7月5日に沖縄から帰って来て始動したので、
実質二ヶ月半で完成に漕ぎ着けたことになる。
舞台は北海道旭川市。
主人公は、
佃煮・煮豆などの食品加工会社「藤六食品」を
7月に倒産させてしまった捧範行社長(57)である。
契約栽培で作った減農薬の豆を使うなど
地元北海道の原料にこだわり続けてきたが、
安価な中国産・カナダ産の原料を使う業者との
価格競争に敗れ去ってしまった。
(写真は剣淵町の豆農家を視察に訪れた捧社長=右)
中小企業の経営者は銀行融資に個人保証を付けるため、
倒産すると莫大な負債を抱え個人破産するしかなくなる。
もう一人の主人公が、
この会社の再建を手助けすることになった
株式会社北海道村(道内では「バンビ・キャラメル」で知られる)の庄子敏昭社長(59)。
庄子社長も旭川出身で、捧社長とはかつて娘同士が同じ保育園に通っていたため親交がある。
それもあって、倒産した会社の再建という難題に挑むことになった。
捧社長のたっての要望で、従業員を一人もクビにすることなく、全員を再雇用しての再出発に取り組む。
そこに、毎年黒字の堅実な経営を行ないながら、
後継者がいないため庄子社長に会社を売って後を託した
旭川きっての菓子の老舗・梅屋の山本憲彦元社長(65…現在は会長)がからむ。
つまり、これはリーマン・ショックに端を発する深刻な不況(というか転形期)のなかで、
老いを迎えようとする中小企業のオーナー社長たちの「決断」=「人生の選択」の物語なのである。
試写が終わって、
プロデューサーのM君(ぼくより10歳も若いが、れっきとした上司である)が
「もっと思い切ってナレーションを減らしてもよかったかもしれませんね」と言った。
ぼくはそもそも「説明」が嫌いなのでナレーションは少ない方なのだが、無念、まだ減らせたか…。
ぼくに言わせれば、番組がナレーションでモノゴトの意味を解説しようとする昨今の風潮は愚の骨頂で、
「意味」は番組を見て下さった方が自分なりに汲み取ってくれればいい話である。
テレビというメディアは「映像」をもって物語られるべきで、
そして、「映像」とは本来曖昧なものであり、様々な意味に解釈できる多義的なメディアである。

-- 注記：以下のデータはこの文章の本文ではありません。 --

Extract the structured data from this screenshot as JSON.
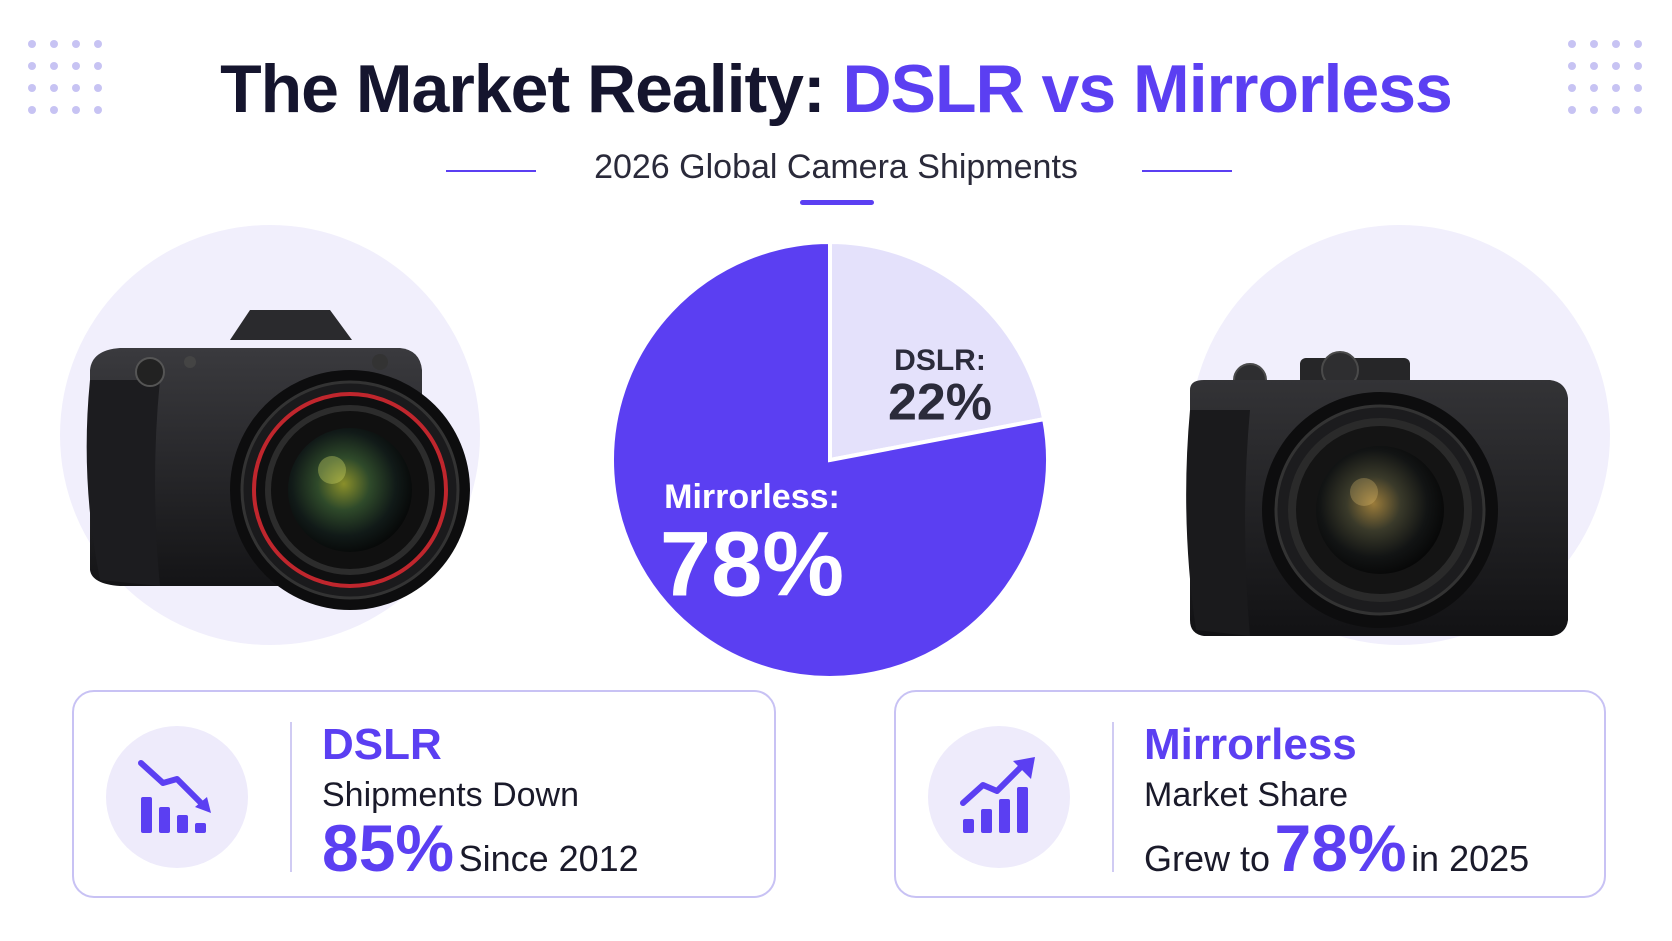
{
  "header": {
    "title_part1": "The Market Reality: ",
    "title_part2": "DSLR vs Mirrorless",
    "subtitle": "2026 Global Camera Shipments"
  },
  "colors": {
    "accent": "#5b3ff2",
    "light_accent": "#e4e1fb",
    "dark_text": "#15152e"
  },
  "chart_data": {
    "type": "pie",
    "title": "2026 Global Camera Shipments",
    "slices": [
      {
        "name": "DSLR",
        "label": "DSLR:",
        "value_label": "22%",
        "value": 22,
        "color": "#e4e1fb",
        "text_color": "#2b2b3b"
      },
      {
        "name": "Mirrorless",
        "label": "Mirrorless:",
        "value_label": "78%",
        "value": 78,
        "color": "#5b3ff2",
        "text_color": "#ffffff"
      }
    ]
  },
  "cards": {
    "dslr": {
      "icon": "chart-trending-down-icon",
      "heading": "DSLR",
      "line2": "Shipments Down",
      "big": "85%",
      "tail": "Since 2012"
    },
    "mirrorless": {
      "icon": "chart-trending-up-icon",
      "heading": "Mirrorless",
      "line2": "Market Share",
      "pre": "Grew to",
      "big": "78%",
      "tail": "in 2025"
    }
  },
  "images": {
    "left": "dslr-camera-icon",
    "right": "mirrorless-camera-icon"
  }
}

その曖昧さ(多義性)は、実は「映像」の限界ではなく、可能性なのである。
そこを間違えて安易な(言葉による)意味づけに走っては、テレビというメディアは自滅する。
ナレーション、つまり「言語」は、
映像を理解するための「補助線」であればよく、それ以上のものではない。
だから、ぼくはできるだけナレーションを減らしたい。
第一、ナレーションが少なければ、台本を書くのが楽でいい…。
ともあれ、今回の番組は、
登場人物の表情と会話(ぼくは会話も映像のうちだと考えている)を愉しんでいただきたい。
「愉しんで」という表現は誤解を生むかもしれないが、他に適切な表現がないからそういうのだが。
作り手としては、
2009年という時代を生きている
名もなき人たちの喜怒哀楽の一端を切り取ることができていれば本望である。